Occupazione illegittima, la scelta tra restituzione e acquisizione spetta alla P.A. (TAR Sicilia n. 1068 del 13.04.2026)

Principi di diritto (Massima)
La scelta tra la restituzione del bene illegittimamente occupato e la sua acquisizione ai sensi dell’art. 42-bis d.P.R. n. 327/2001 costituisce espressione di un potere discrezionale della pubblica amministrazione. Essa implica una valutazione comparativa tra l’interesse pubblico alla conservazione dell’opera e l’interesse privato alla restituzione del fondo. Tale potere non si trasferisce in capo al privato creditore in caso di inerzia dell’amministrazione, non trovando applicazione la disciplina civilistica di cui all’art. 1287 c.c. La facoltà di scelta permane in capo all’amministrazione. In caso di persistente inottemperanza, il giudice dell’ottemperanza nomina un Commissario ad acta che, in via sostitutiva, esercita la medesima discrezionalità, previa valutazione degli interessi in conflitto.

Il Fatto

Gli eredi del proprietario di un fondo hanno adito il TAR Sicilia, sezione staccata di Catania, per ottenere l’ottemperanza alla sentenza n. 2560/2023, passata in giudicato. Con quella pronuncia era stata accertata l’occupazione illegittima del fondo e la Città Metropolitana di Messina era stata condannata, in via alternativa, a restituire il bene previa riduzione in pristino oppure ad acquisirlo ai sensi dell’art. 42-bis d.P.R. n. 327/2001, entro un termine di 60 giorni. Il Comune di Militello Rosmarino era stato condannato al risarcimento del danno per il periodo di occupazione ad esso imputabile.

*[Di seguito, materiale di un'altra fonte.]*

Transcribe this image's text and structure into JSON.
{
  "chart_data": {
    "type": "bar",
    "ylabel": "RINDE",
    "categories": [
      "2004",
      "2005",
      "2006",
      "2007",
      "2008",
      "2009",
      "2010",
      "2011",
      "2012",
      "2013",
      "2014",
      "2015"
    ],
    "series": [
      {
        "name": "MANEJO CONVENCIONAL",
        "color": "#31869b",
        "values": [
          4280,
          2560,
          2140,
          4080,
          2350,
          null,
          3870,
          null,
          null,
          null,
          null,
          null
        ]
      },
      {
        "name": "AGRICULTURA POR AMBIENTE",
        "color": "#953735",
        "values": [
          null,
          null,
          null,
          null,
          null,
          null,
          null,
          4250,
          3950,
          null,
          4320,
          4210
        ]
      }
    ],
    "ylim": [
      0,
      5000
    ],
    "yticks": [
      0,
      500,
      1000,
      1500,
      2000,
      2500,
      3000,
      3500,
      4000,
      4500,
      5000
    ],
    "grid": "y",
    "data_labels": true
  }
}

Le amministrazioni sono rimaste inerti, lasciando decorrere infruttuosamente il termine. I ricorrenti hanno quindi sostenuto che, a fronte dell’inadempimento, la facoltà di scelta tra le due opzioni si fosse trasferita in capo a loro quali creditori. Le amministrazioni intimate non si sono costituite.

La Motivazione della Corte

Il Collegio ha ritenuto il ricorso fondato. L’inottemperanza al giudicato formatosi sulla sentenza n. 2560/2023 è pacifica e documentalmente provata.

La questione giuridica centrale riguarda le conseguenze della mancata scelta, da parte della Città Metropolitana di Messina, tra la restituzione del bene e la sua acquisizione sanante entro il termine fissato dal giudice. I ricorrenti assumevano che l’inerzia avesse determinato il trasferimento della facoltà di scelta in loro favore.

Il Tribunale ha respinto tale impostazione. La giurisprudenza amministrativa, a partire dall’Adunanza Plenaria del Consiglio di Stato (sent. n. 4/2020), ha chiarito che la scelta tra restituzione e acquisizione costituisce espressione di un potere discrezionale della pubblica amministrazione. Essa implica una valutazione comparativa tra l’interesse pubblico alla conservazione dell’opera e l’interesse privato alla restituzione del bene.

Tale potere non può essere esercitato dal privato creditore, neppure in caso di inerzia dell’amministrazione, non trovando applicazione la disciplina civilistica di cui all’art. 1287 c.c. La facoltà di scelta, pertanto, permane in capo all’amministrazione.

In caso di persistente inerzia, viene nominato quale Commissario ad acta il Prefetto di Messina, il quale agisce in sostituzione dell’organo amministrativo ed esercita la medesima discrezionalità, scegliendo l’alternativa da percorrere e ponendo in essere tutti gli atti conseguenti, dando così esecuzione al giudicato.

Il Collegio ha quindi ordinato alle amministrazioni intimate di adempiere, ciascuna per la propria parte, entro un nuovo e perentorio termine di trenta giorni. Le spese del giudizio seguono la soccombenza e sono poste a carico delle amministrazioni inadempienti, in solido tra loro.

Nota della Redazione

Ogni decisione citata è verificata sul provvedimento originale. Quando il documento può essere legittimamente ripubblicato senza esporre dati personali, mettiamo a disposizione anche il testo integrale.